DISEASE INCREASED INCIDENCE WITH CHILD CARE
RESPIRATORY TRACT INFECTIONS
Otitis media Yes
Sinusitis Probably
Pharyngitis Probably
Pneumonia Yes
GASTROINTESTINAL TRACT INFECTIONS
Diarrhea (rotavirus, calicivirus, astrovirus, enteric adenovirus, Giardia lamblia, Cryptosporidium, Shigella, Escherichia coli O157:H7, and Clostridium difficile) Yes
Hepatitis A Yes
SKIN DISEASES
Impetigo Probably
Scabies Probably
Pediculosis Probably
Tinea (ringworm) Probably
INVASIVE BACTERIA INFECTIONS
Haemophilus influenzae type b No*
Neisseria meningitidis Probably
Streptococcus pneumoniae Yes
ASEPTIC MENINGITIS
Enteroviruses Probably
HERPESVIRUS INFECTIONS
Cytomegalovirus Yes
Varicella-zoster virus Yes
Herpes simplex virus Probably
BLOOD-BORNE INFECTIONS
Hepatitis B Few case reports
HIV No cases reported
Hepatitis C No cases reported
VACCINE-PREVENTABLE DISEASES
Measles, mumps, rubella, diphtheria, pertussis, tetanus Not established
Polio No
H. influenzae type b No*
Varicella Yes
Rotavirus Yes

* Not in the postvaccine era; yes in the prevaccine era.

Epidemiology

Infectious illnesses among children in child care and their contacts occur in several different patterns. With many viral infections, children often are infectious 2-3 days before they exhibit symptoms of illness. Respiratory tract infections and diarrhea are the most common diseases associated with child care. These infections occur in children, child-care staff, and household contacts and can spread to the community. Respiratory tract pathogens and enteric pathogens can infect both children and adults in these settings but may have varying degrees of impact, depending on the person’s underlying health, previous exposures, and age. Infections caused by hepatitis A virus might not be clinically apparent in young children who attend child care but can cause major clinical disease among older children and adult contacts, including child-care staff and household contacts. Other diseases, such as otitis media, varicella, and invasive Haemophilus influenzae type b disease usually affect children rather than adults. Some common infections, such as cytomegalovirus (CMV) and parvovirus B19 infection, can have serious consequences for the fetuses of pregnant women or for immunocompromised persons. Hepatitis B virus (HBV) transmission has been reported rarely in a child-care setting. Transmission of hepatitis C virus (HCV), hepatitis D virus (HDV), and HIV has never been reported in a child-care setting. Both infections and infestations of the skin may be acquired through contact with contaminated linens or through close personal contact.

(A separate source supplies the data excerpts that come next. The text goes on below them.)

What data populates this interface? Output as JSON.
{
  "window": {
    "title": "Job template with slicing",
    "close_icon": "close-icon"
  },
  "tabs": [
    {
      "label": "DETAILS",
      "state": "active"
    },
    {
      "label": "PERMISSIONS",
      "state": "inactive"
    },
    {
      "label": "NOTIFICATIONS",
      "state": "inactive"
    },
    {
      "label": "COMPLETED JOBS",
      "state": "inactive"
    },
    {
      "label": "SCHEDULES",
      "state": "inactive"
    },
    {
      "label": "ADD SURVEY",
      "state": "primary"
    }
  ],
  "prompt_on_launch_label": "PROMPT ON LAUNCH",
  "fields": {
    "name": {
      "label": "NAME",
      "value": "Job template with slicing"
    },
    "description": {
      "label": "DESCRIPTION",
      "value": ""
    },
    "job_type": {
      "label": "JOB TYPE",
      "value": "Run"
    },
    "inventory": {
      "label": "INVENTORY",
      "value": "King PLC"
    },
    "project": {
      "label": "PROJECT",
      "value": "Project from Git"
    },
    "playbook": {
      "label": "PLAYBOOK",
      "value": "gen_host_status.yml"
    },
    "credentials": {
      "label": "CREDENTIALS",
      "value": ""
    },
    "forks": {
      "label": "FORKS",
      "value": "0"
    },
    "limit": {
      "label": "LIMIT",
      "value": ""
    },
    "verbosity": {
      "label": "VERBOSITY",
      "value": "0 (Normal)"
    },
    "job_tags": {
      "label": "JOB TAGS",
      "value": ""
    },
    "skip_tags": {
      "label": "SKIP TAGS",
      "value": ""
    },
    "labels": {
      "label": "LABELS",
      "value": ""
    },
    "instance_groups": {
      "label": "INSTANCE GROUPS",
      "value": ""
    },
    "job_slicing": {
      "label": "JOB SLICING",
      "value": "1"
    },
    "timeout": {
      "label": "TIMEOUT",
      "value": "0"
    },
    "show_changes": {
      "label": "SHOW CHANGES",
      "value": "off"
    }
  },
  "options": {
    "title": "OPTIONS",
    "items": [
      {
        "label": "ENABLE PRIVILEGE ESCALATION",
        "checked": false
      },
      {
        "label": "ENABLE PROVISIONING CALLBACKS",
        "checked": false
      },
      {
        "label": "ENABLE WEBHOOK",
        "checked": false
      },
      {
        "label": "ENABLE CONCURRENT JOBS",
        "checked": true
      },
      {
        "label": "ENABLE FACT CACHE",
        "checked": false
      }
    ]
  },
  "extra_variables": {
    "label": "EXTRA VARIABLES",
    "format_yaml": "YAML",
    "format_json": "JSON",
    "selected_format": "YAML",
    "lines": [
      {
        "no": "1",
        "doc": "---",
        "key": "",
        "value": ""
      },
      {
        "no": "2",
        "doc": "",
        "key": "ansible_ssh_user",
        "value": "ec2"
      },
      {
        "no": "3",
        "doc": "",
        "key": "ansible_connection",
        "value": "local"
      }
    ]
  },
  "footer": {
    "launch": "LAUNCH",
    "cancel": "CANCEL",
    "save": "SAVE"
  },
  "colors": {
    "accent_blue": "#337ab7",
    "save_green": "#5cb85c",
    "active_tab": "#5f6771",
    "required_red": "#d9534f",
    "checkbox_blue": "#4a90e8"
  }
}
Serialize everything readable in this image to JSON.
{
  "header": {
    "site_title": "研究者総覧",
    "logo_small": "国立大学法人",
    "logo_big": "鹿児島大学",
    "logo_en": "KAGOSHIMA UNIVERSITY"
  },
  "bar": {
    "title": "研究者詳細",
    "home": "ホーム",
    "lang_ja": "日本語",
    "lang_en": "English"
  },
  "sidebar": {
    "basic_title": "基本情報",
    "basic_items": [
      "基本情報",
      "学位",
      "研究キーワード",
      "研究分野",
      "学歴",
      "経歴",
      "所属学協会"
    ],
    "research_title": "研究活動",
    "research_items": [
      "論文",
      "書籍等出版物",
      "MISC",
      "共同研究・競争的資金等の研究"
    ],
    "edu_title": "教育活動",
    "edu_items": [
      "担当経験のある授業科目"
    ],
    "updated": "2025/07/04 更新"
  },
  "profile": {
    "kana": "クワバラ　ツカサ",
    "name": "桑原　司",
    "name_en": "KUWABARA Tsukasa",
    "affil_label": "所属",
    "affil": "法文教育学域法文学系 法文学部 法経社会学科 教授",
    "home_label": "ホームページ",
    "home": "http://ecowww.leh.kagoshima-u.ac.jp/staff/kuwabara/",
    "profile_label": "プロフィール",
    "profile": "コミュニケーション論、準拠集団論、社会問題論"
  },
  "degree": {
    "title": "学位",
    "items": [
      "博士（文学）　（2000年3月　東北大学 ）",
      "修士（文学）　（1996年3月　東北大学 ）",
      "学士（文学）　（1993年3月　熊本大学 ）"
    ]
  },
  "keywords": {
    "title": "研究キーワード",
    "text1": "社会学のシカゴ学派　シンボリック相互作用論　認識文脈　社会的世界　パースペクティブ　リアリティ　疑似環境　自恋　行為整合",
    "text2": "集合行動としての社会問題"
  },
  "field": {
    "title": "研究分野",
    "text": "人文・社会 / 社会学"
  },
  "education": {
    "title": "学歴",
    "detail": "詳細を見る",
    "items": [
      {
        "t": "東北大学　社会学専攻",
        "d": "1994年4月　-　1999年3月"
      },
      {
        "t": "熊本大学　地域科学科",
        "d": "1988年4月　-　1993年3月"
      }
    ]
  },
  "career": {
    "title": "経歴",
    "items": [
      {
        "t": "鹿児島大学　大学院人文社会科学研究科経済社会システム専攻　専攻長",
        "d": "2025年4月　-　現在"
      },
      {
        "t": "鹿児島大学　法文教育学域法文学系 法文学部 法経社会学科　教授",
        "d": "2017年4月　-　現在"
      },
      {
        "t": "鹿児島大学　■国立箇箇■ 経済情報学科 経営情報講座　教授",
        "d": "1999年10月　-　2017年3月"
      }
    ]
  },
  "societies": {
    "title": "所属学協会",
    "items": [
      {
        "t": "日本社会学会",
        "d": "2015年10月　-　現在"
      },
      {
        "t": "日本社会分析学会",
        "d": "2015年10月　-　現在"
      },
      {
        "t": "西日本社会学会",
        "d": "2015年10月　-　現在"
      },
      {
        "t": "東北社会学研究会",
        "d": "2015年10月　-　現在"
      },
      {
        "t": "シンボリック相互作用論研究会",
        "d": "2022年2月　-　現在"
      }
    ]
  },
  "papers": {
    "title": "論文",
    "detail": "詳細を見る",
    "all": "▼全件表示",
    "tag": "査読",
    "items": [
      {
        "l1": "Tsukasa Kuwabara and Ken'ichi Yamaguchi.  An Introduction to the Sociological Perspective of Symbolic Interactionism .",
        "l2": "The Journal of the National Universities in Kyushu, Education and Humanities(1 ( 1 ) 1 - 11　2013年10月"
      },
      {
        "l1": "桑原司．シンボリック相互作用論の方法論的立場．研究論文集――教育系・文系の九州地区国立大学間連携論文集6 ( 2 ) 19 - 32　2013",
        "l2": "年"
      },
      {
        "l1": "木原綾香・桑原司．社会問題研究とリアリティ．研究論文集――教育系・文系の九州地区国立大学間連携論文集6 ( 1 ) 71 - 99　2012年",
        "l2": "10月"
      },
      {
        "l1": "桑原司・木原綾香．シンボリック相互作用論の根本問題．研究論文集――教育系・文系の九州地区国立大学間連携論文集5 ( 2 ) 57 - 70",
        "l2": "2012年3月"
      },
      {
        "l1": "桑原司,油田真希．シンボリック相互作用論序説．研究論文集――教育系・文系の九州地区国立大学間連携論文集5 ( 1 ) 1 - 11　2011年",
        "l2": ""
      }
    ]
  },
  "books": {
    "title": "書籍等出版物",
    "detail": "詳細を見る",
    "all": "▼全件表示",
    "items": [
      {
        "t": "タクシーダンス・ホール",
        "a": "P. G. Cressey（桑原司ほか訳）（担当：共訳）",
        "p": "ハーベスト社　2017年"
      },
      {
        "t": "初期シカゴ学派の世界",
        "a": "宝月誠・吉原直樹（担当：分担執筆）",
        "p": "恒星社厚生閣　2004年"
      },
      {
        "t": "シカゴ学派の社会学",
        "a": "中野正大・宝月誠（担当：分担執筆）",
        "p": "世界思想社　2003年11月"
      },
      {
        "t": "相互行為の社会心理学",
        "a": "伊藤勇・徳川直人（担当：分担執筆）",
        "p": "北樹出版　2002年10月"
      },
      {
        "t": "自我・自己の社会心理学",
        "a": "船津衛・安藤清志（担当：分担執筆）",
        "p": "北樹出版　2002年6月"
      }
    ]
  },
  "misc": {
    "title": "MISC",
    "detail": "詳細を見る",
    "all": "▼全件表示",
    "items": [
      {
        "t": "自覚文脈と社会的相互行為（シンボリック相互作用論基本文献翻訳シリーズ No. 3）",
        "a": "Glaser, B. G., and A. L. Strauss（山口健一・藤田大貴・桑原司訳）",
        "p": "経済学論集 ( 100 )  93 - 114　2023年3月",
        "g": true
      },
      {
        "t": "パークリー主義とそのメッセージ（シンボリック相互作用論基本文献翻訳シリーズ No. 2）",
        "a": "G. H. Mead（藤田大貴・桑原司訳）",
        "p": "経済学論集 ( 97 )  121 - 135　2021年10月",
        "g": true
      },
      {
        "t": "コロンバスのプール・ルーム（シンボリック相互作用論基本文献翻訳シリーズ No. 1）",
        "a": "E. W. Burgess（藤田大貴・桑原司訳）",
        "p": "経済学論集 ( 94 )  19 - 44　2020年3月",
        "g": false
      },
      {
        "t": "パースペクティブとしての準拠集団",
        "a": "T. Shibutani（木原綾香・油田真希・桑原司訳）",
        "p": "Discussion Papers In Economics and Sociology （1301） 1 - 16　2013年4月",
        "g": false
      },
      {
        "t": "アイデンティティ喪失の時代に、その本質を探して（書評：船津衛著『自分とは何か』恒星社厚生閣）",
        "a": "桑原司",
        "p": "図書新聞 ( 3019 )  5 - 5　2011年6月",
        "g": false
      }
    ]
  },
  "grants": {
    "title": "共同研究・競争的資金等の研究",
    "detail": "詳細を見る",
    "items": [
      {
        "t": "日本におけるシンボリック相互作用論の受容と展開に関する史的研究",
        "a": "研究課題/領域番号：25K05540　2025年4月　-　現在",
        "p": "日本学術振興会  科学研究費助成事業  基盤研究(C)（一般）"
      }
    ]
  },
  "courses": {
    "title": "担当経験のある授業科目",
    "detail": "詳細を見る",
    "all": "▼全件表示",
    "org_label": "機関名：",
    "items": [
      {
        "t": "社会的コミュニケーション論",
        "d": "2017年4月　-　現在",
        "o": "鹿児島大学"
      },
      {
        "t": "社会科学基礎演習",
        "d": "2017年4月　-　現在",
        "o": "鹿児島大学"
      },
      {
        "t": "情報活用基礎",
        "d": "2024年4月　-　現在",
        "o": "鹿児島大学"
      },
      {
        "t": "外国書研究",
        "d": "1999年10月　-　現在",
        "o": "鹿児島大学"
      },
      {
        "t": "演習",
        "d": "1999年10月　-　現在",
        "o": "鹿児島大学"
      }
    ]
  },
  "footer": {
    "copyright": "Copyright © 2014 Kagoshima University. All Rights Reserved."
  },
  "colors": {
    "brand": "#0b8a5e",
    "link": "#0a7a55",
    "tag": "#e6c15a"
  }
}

Respiratory Tract Infections

Respiratory tract infections account for the majority of child care-related illnesses. Children <2 yr of age who attend child-care centers have more upper and lower respiratory tract infections than do age-matched children not in child care. The organisms responsible for these illnesses are similar to those that circulate in the community and include respiratory syncytial virus, parainfluenza viruses, influenza viruses, adenoviruses, rhinoviruses, coronaviruses, parvovirus B19, and Streptococcus pneumoniae. The risk for developing otitis media is 2-3 times greater among children who attend child-care centers than among children cared for at home. Most prescriptions for antibiotics for children <3 yr of age in child care are to treat otitis media. These children also are at increased risk for recurrent otitis media, which further increases use of antimicrobial agents in this population. Pharyngeal carriage of group A streptococcus occurs earlier among children in child care, although outbreaks of clinical infections with this organism are uncommon. Airborne droplets from the respiratory tract can spread via direct contact with another person’s mucous membranes or by touching surfaces contaminated with secretions. This intimate contact is a routine part of the play and care of young children, regardless of setting. The most common surfaces from which airborne droplets can be spread are the hands; consequently, the most efficient form of infection control in the child-care setting is good hand washing.